Minimally invasive surgery for lumbar spinal stenosis

 
        ——— Neurosurgery Spinal Cord Specialty Group
      On November 3, 2008, Director of Neurosurgery Feng Sugan performed the first minimally invasive surgery of microscopic spinal decompression in our hospital. The surgery went well and the patient’s symptoms improved significantly after the surgery. The patient was a 72-year-old woman who had pain in the right hip and right lower extremity 2 years ago and numbness in the left lower extremity 7 months ago. She had undergone “small needle knife” and collagenase intervention in an outside hospital, but her symptoms were not relieved, and she developed right foot pain. On examination after admission, the patient had an unstable gait; weak dorsiflexion and plantarflexion of both feet; reduced muscle strength of both lower extremities at grade 5; decreased sensation in the lateral left thigh, posterior right thigh and right foot; and hyperreflexia of the knee tendons bilaterally. Combined with MRI and CT, a diagnosis of lumbar spinal stenosis was made.
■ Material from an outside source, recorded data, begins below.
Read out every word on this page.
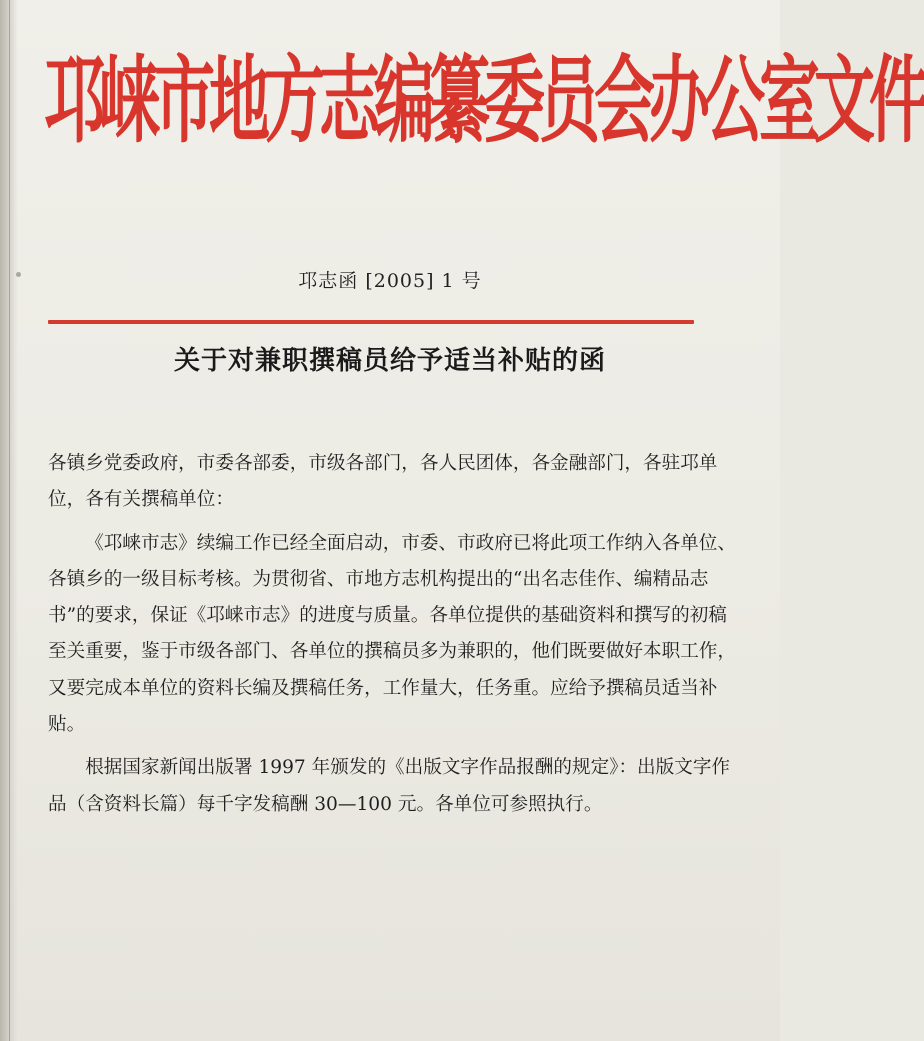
邛崃市地方志编纂委员会办公室文件
邛志函 [2005] 1 号
关于对兼职撰稿员给予适当补贴的函

各镇乡党委政府，市委各部委，市级各部门，各人民团体，各金融部门，各驻邛单位，各有关撰稿单位：

《邛崃市志》续编工作已经全面启动，市委、市政府已将此项工作纳入各单位、各镇乡的一级目标考核。为贯彻省、市地方志机构提出的“出名志佳作、编精品志书”的要求，保证《邛崃市志》的进度与质量。各单位提供的基础资料和撰写的初稿至关重要，鉴于市级各部门、各单位的撰稿员多为兼职的，他们既要做好本职工作，又要完成本单位的资料长编及撰稿任务，工作量大，任务重。应给予撰稿员适当补贴。

根据国家新闻出版署 1997 年颁发的《出版文字作品报酬的规定》：出版文字作品（含资料长篇）每千字发稿酬 30—100 元。各单位可参照执行。
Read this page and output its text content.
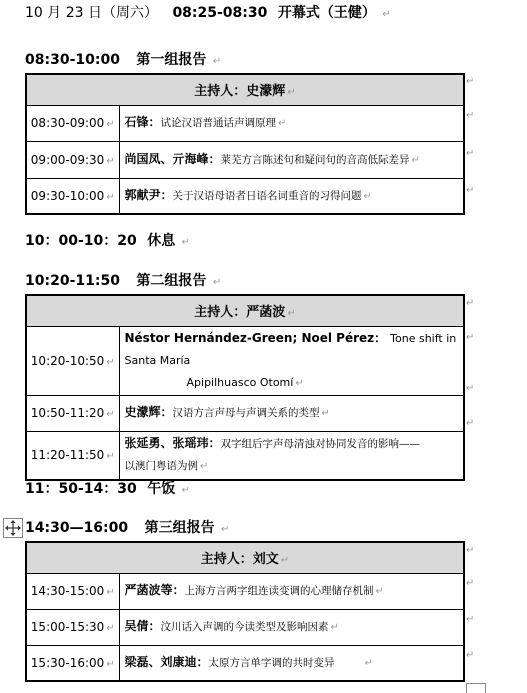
10 月 23 日（周六） 08:25-08:30 开幕式（王健） ↵
08:30-10:00 第一组报告 ↵
主持人：史濛辉 ↵	
08:30-09:00 ↵	石锋：试论汉语普通话声调原理 ↵
09:00-09:30 ↵	尚国凤、亓海峰：莱芜方言陈述句和疑问句的音高低际差异 ↵
09:30-10:00 ↵	郭献尹：关于汉语母语者日语名词重音的习得问题 ↵
↵
↵
↵
↵
10：00-10：20 休息 ↵
10:20-11:50 第二组报告 ↵
主持人：严菡波 ↵	
10:20-10:50 ↵	Néstor Hernández-Green; Noel Pérez： Tone shift in Santa María
Apipilhuasco Otomí ↵

10:50-11:20 ↵	史濛辉：汉语方言声母与声调关系的类型 ↵
11:20-11:50 ↵	张延勇、张瑶玮：双字组后字声母清浊对协同发音的影响——
以澳门粤语为例 ↵
↵
↵
↵
↵
11：50-14：30 午饭 ↵
14:30—16:00 第三组报告 ↵
主持人：刘文 ↵	
14:30-15:00 ↵	严菡波等：上海方言两字组连读变调的心理储存机制 ↵
15:00-15:30 ↵	吴倩：汶川话入声调的今读类型及影响因素 ↵
15:30-16:00 ↵	梁磊、刘康迪：太原方言单字调的共时变异 ↵
↵
↵
↵
↵
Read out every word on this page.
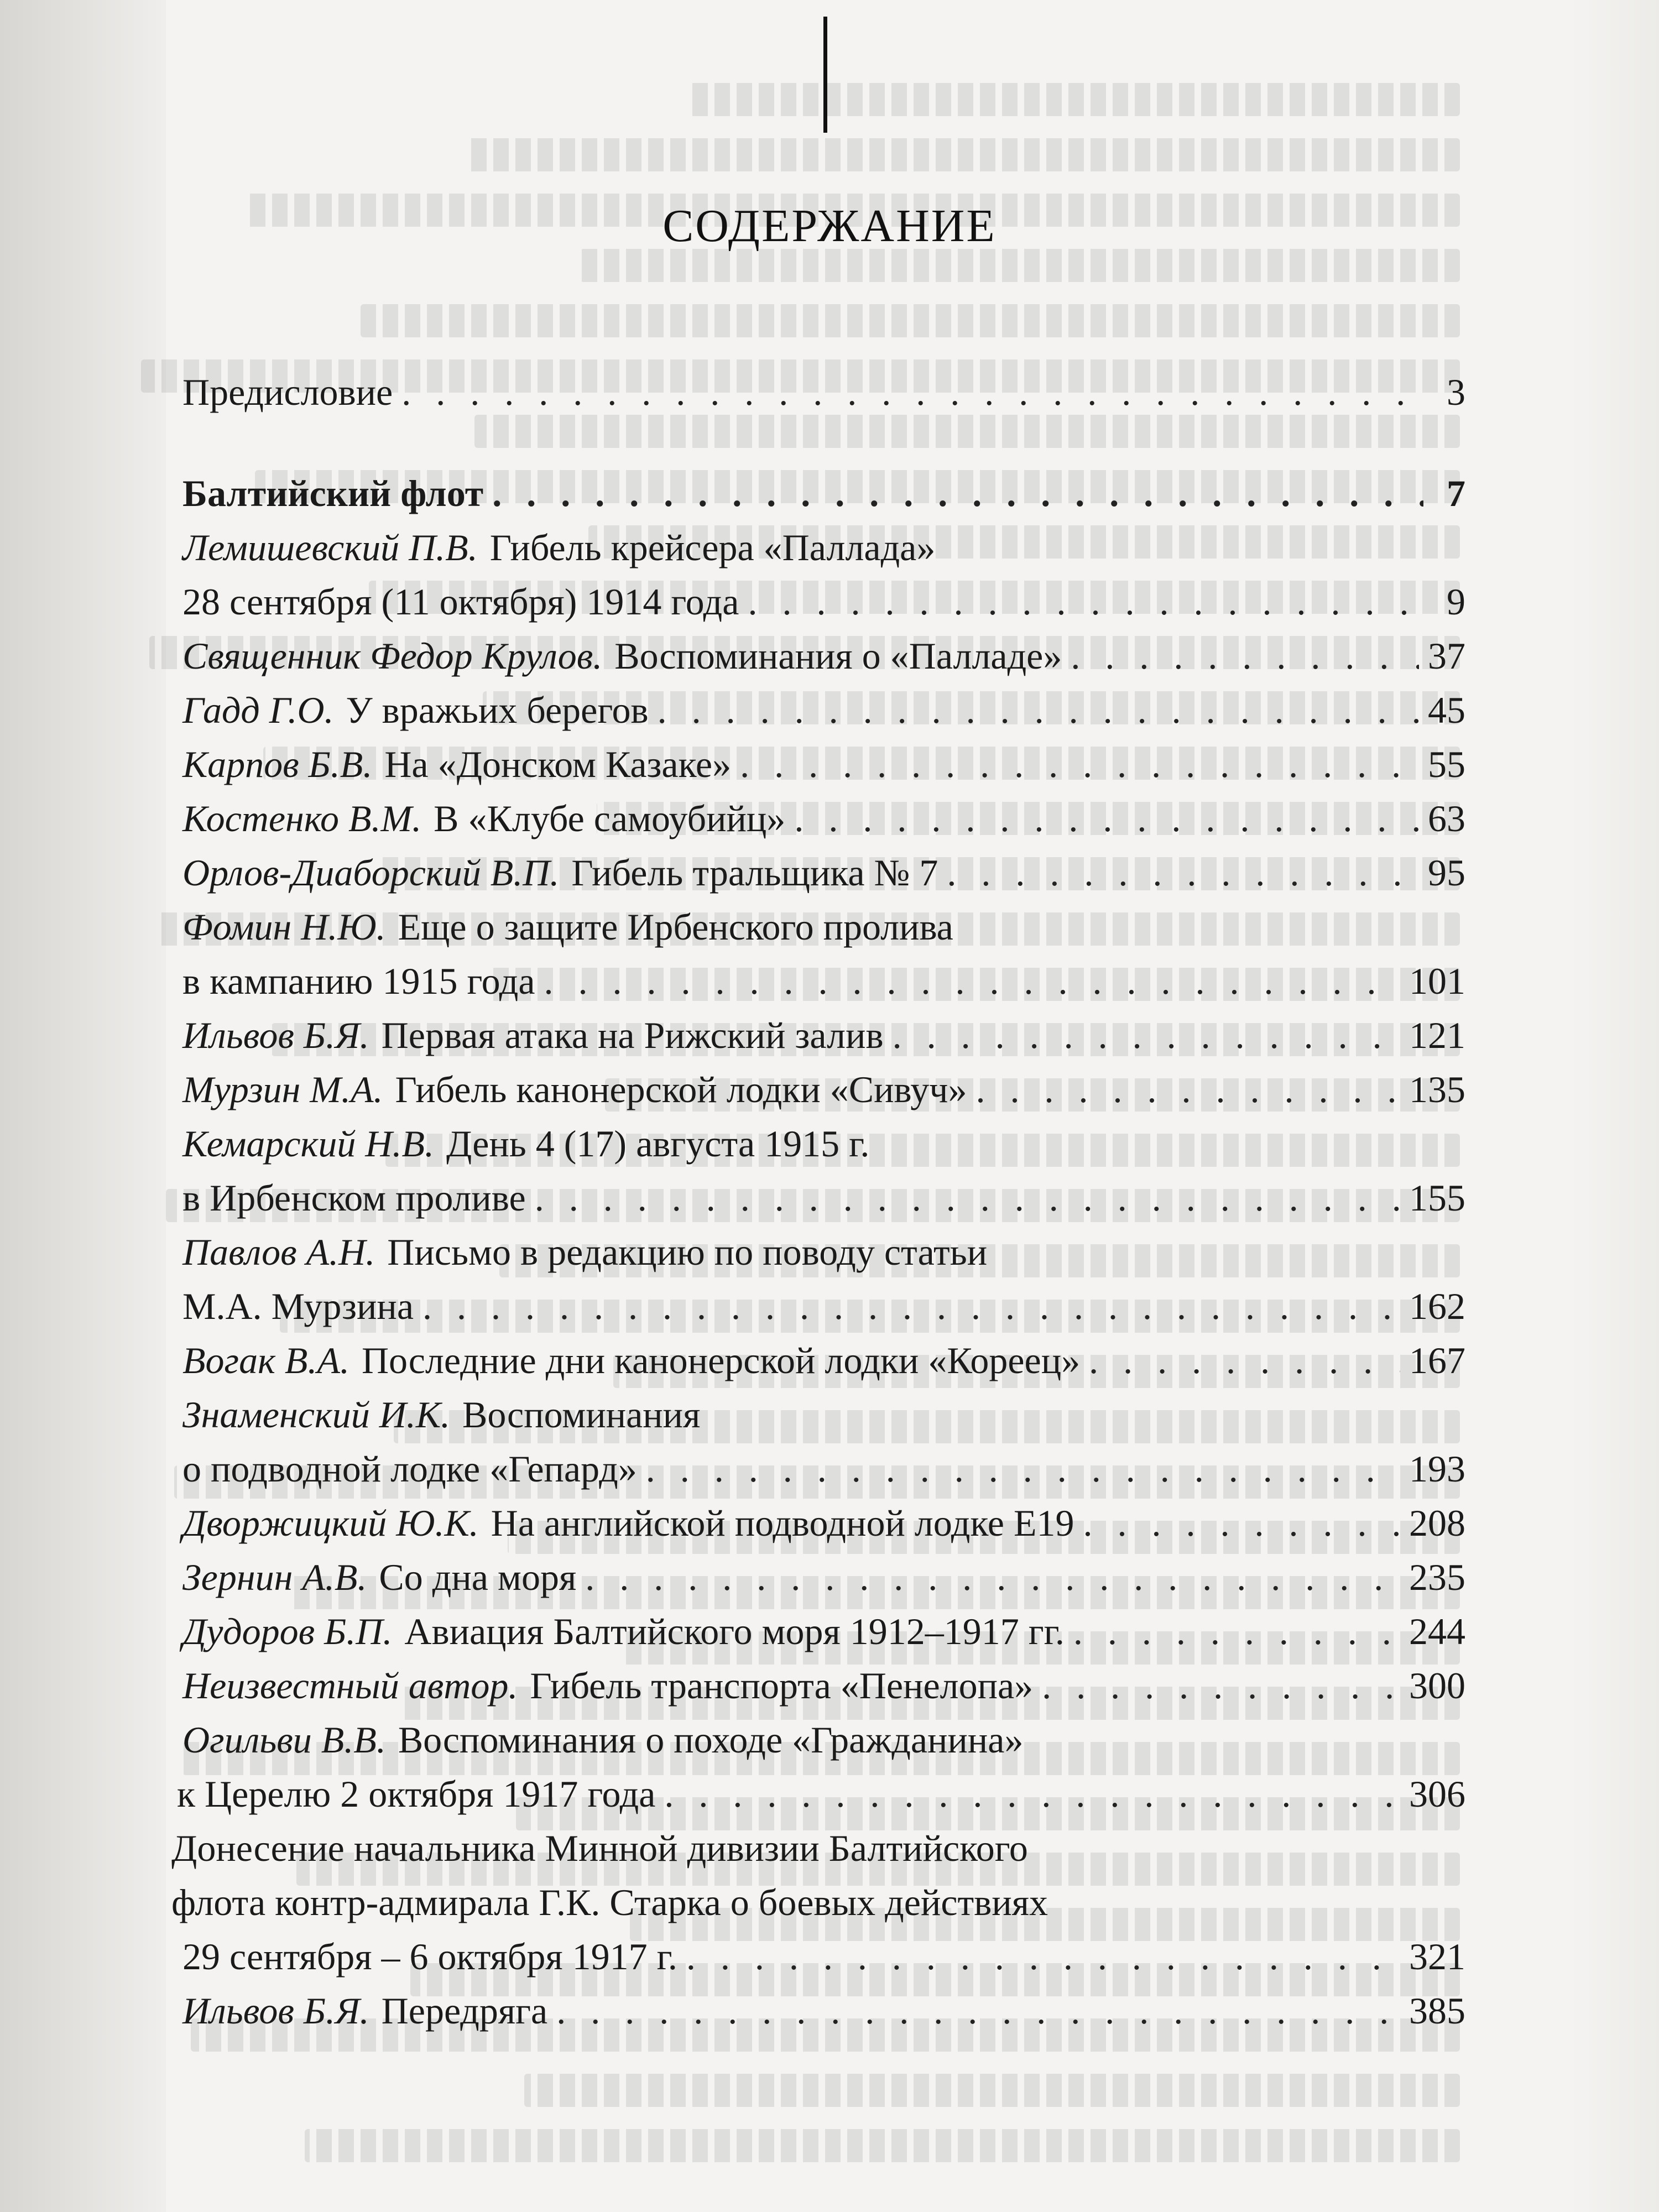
СОДЕРЖАНИЕ
Предисловие . . .	3
Балтийский флот . . .	7
Лемишевский П.В. Гибель крейсера «Паллада»
28 сентября (11 октября) 1914 года . . .	9
Священник Федор Крулов. Воспоминания о «Палладе» . . .	37
Гадд Г.О. У вражьих берегов . . .	45
Карпов Б.В. На «Донском Казаке» . . .	55
Костенко В.М. В «Клубе самоубийц» . . .	63
Орлов-Диаборский В.П. Гибель тральщика № 7 . . .	95
Фомин Н.Ю. Еще о защите Ирбенского пролива
в кампанию 1915 года . . .	101
Ильвов Б.Я. Первая атака на Рижский залив . . .	121
Мурзин М.А. Гибель канонерской лодки «Сивуч» . . .	135
Кемарский Н.В. День 4 (17) августа 1915 г.
в Ирбенском проливе . . .	155
Павлов А.Н. Письмо в редакцию по поводу статьи
М.А. Мурзина . . .	162
Вогак В.А. Последние дни канонерской лодки «Кореец» . . .	167
Знаменский И.К. Воспоминания
о подводной лодке «Гепард» . . .	193
Дворжицкий Ю.К. На английской подводной лодке Е19 . . .	208
Зернин А.В. Со дна моря . . .	235
Дудоров Б.П. Авиация Балтийского моря 1912–1917 гг. . . .	244
Неизвестный автор. Гибель транспорта «Пенелопа» . . .	300
Огильви В.В. Воспоминания о походе «Гражданина»
к Церелю 2 октября 1917 года . . .	306
Донесение начальника Минной дивизии Балтийского
флота контр-адмирала Г.К. Старка о боевых действиях
29 сентября – 6 октября 1917 г. . . .	321
Ильвов Б.Я. Передряга . . .	385
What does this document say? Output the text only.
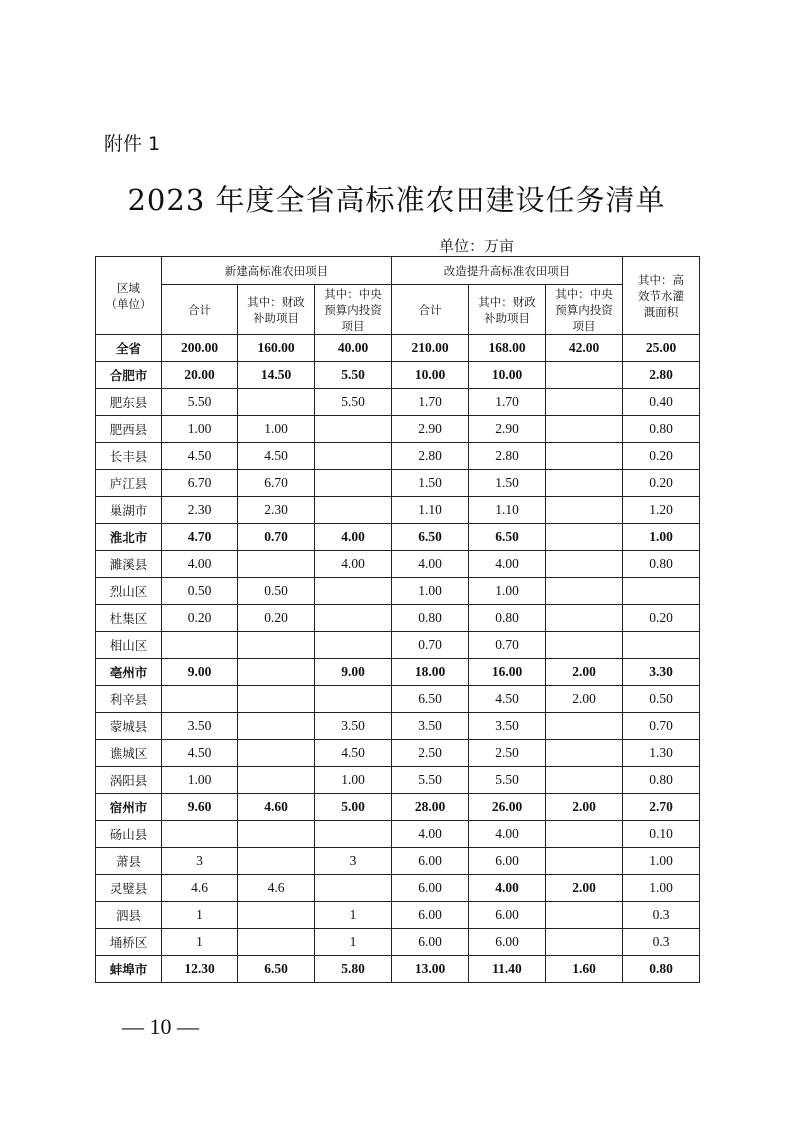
附件 1
2023 年度全省高标准农田建设任务清单
单位：万亩
区域
（单位）	新建高标准农田项目			改造提升高标准农田项目			其中：高效节水灌溉面积
	合计	其中：财政补助项目	其中：中央预算内投资项目	合计	其中：财政补助项目	其中：中央预算内投资项目	
全省	200.00	160.00	40.00	210.00	168.00	42.00	25.00
合肥市	20.00	14.50	5.50	10.00	10.00		2.80
肥东县	5.50		5.50	1.70	1.70		0.40
肥西县	1.00	1.00		2.90	2.90		0.80
长丰县	4.50	4.50		2.80	2.80		0.20
庐江县	6.70	6.70		1.50	1.50		0.20
巢湖市	2.30	2.30		1.10	1.10		1.20
淮北市	4.70	0.70	4.00	6.50	6.50		1.00
濉溪县	4.00		4.00	4.00	4.00		0.80
烈山区	0.50	0.50		1.00	1.00		
杜集区	0.20	0.20		0.80	0.80		0.20
相山区				0.70	0.70		
亳州市	9.00		9.00	18.00	16.00	2.00	3.30
利辛县				6.50	4.50	2.00	0.50
蒙城县	3.50		3.50	3.50	3.50		0.70
谯城区	4.50		4.50	2.50	2.50		1.30
涡阳县	1.00		1.00	5.50	5.50		0.80
宿州市	9.60	4.60	5.00	28.00	26.00	2.00	2.70
砀山县				4.00	4.00		0.10
萧县	3		3	6.00	6.00		1.00
灵璧县	4.6	4.6		6.00	4.00	2.00	1.00
泗县	1		1	6.00	6.00		0.3
埇桥区	1		1	6.00	6.00		0.3
蚌埠市	12.30	6.50	5.80	13.00	11.40	1.60	0.80
— 10 —
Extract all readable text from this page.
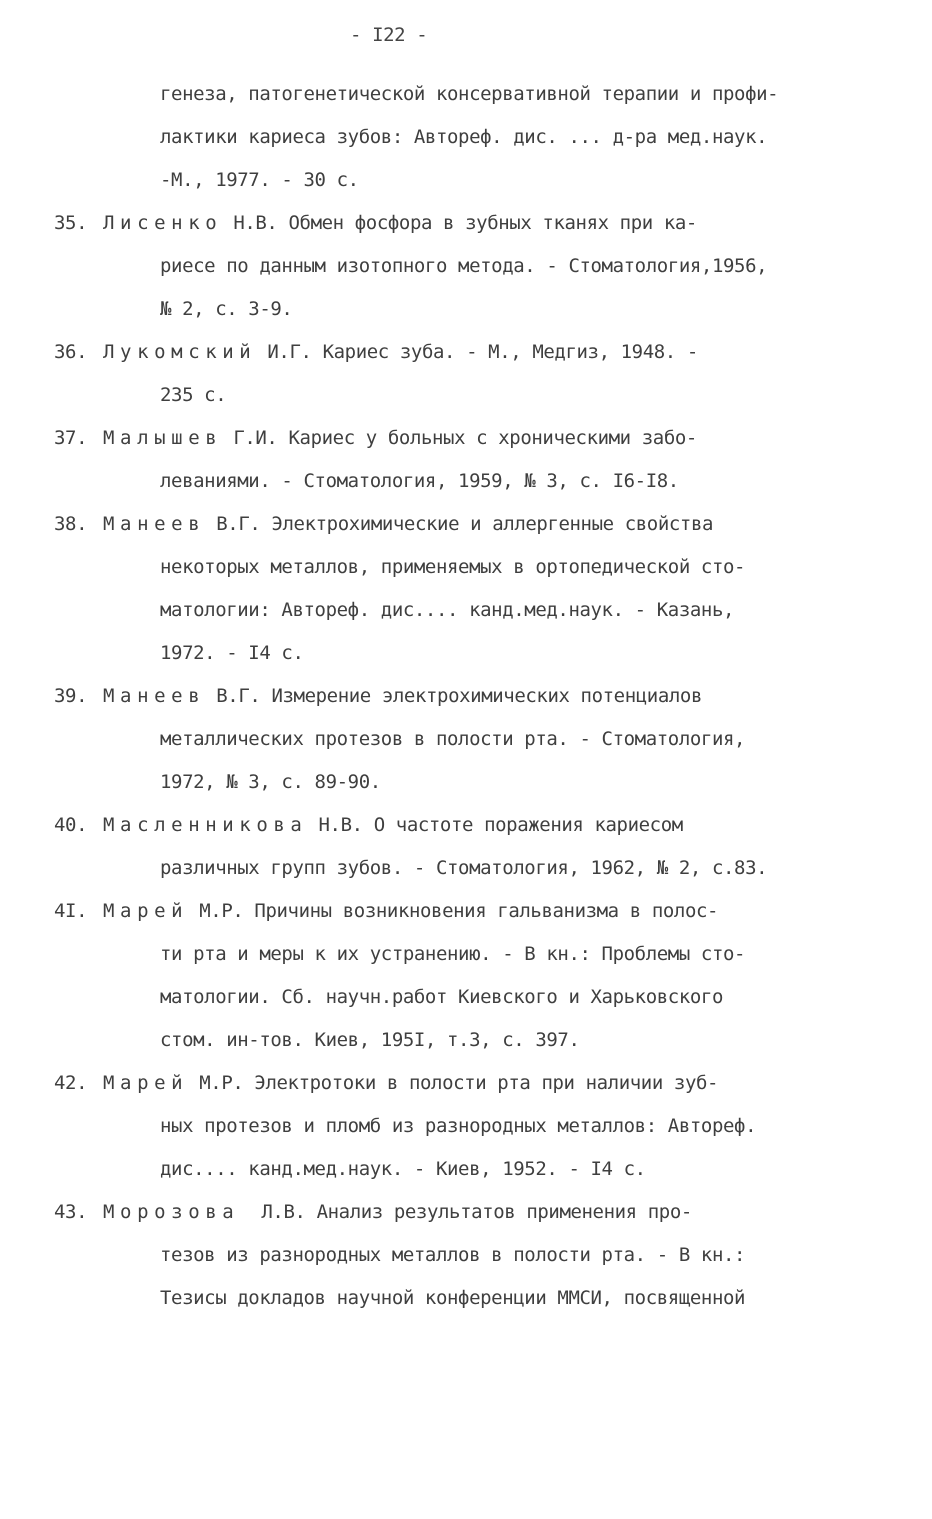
- I22 -
генеза, патогенетической консервативной терапии и профи-
лактики кариеса зубов: Автореф. дис. ... д-ра мед.наук.
-М., 1977. - 30 с.
35. Лисенко Н.В. Обмен фосфора в зубных тканях при ка-
риесе по данным изотопного метода. - Стоматология,1956,
№ 2, с. 3-9.
36. Лукомский И.Г. Кариес зуба. - М., Медгиз, 1948. -
235 с.
37. Малышев Г.И. Кариес у больных с хроническими забо-
леваниями. - Стоматология, 1959, № 3, с. I6-I8.
38. Манеев В.Г. Электрохимические и аллергенные свойства
некоторых металлов, применяемых в ортопедической сто-
матологии: Автореф. дис.... канд.мед.наук. - Казань,
1972. - I4 с.
39. Манеев В.Г. Измерение электрохимических потенциалов
металлических протезов в полости рта. - Стоматология,
1972, № 3, с. 89-90.
40. Масленникова Н.В. О частоте поражения кариесом
различных групп зубов. - Стоматология, 1962, № 2, с.83.
4I. Марей М.Р. Причины возникновения гальванизма в полос-
ти рта и меры к их устранению. - В кн.: Проблемы сто-
матологии. Сб. научн.работ Киевского и Харьковского
стом. ин-тов. Киев, 195I, т.3, с. 397.
42. Марей М.Р. Электротоки в полости рта при наличии зуб-
ных протезов и пломб из разнородных металлов: Автореф.
дис.... канд.мед.наук. - Киев, 1952. - I4 с.
43. Морозова  Л.В. Анализ результатов применения про-
тезов из разнородных металлов в полости рта. - В кн.:
Тезисы докладов научной конференции ММСИ, посвященной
The patient and her children had visited several hospitals and were advised to undergo surgery for spinal canal decompression plus internal fixation of the spinal arch, but considering the risks and costs of surgery, they had not been determined to undergo surgery. Considering the patient’s advanced age, poor cardiac function, and spinal stenosis mainly caused by hypertrophy of the ligamentum flavum, we adopted microdecompression surgery – that is, under a microscope, we used a high-speed mogul to grind away part of the patient’s hemivertebral plate and used the microscope to bite away the thickened ligamentum flavum from different angles to fully decompress the spinal canal and maintain the original stability of the spine. Currently, the patient has a good prognosis with significant relief of symptoms and was discharged 5 days after surgery. Wu Hao, Department of Neurosurgery, Xuanwu Hospital, Capital Medical University
There are many causes of spinal stenosis, which can be divided into primary and secondary. Secondary causes are common in clinical practice and are mainly caused by hypertrophy of the ligamentum flavum, small joint hyperplasia, lumbar disc herniation, calcification of the posterior longitudinal ligament, injury displacement, spinal slippage and medical origin. Because spinal stenosis is a chronic degenerative process, early symptoms are often not obvious. Patients often have a not very clear history of chronic low back pain and mild activity limitation, which may also manifest as low back pain, low back distension, and a feeling of lumbar girdling. These symptoms often worsen after activity or work and are relieved after rest, but the pain in the low back and buttocks usually does not disappear easily and immediately. Because the symptoms are mild, many patients do not take them seriously and consider them a normal phenomenon of human aging. As the condition develops, numbness, coldness, and even hypesthesia of the lower limbs may appear. Eventually the typical symptoms of lumbar spinal stenosis —– neurogenic intermittent claudication will appear, i.e. numbness and pain in the posterior or posterior lateral aspect of the lower limbs while walking, and usually this symptom moves from the lower back to the legs. A distinctive feature of neurogenic claudication is that the symptoms are aggravated when the lumbar spine is in an extension position and relieved when it is bent. This is because the volume of the lumbar spinal canal becomes smaller when in extension and larger when in forward flexion, so many patients with spinal stenosis feel normal when walking with a wheelchair or shopping cart, or riding a bicycle, but have increased pain when upright. These manifestations often develop chronically, and in severe cases, urinary and fecal incontinence, sexual dysfunction, and even paraplegia can occur. The diagnosis of degenerative lumbar spinal stenosis is usually not difficult to make by combining the patient’s symptoms, signs, and imaging examinations, especially CT and MRI.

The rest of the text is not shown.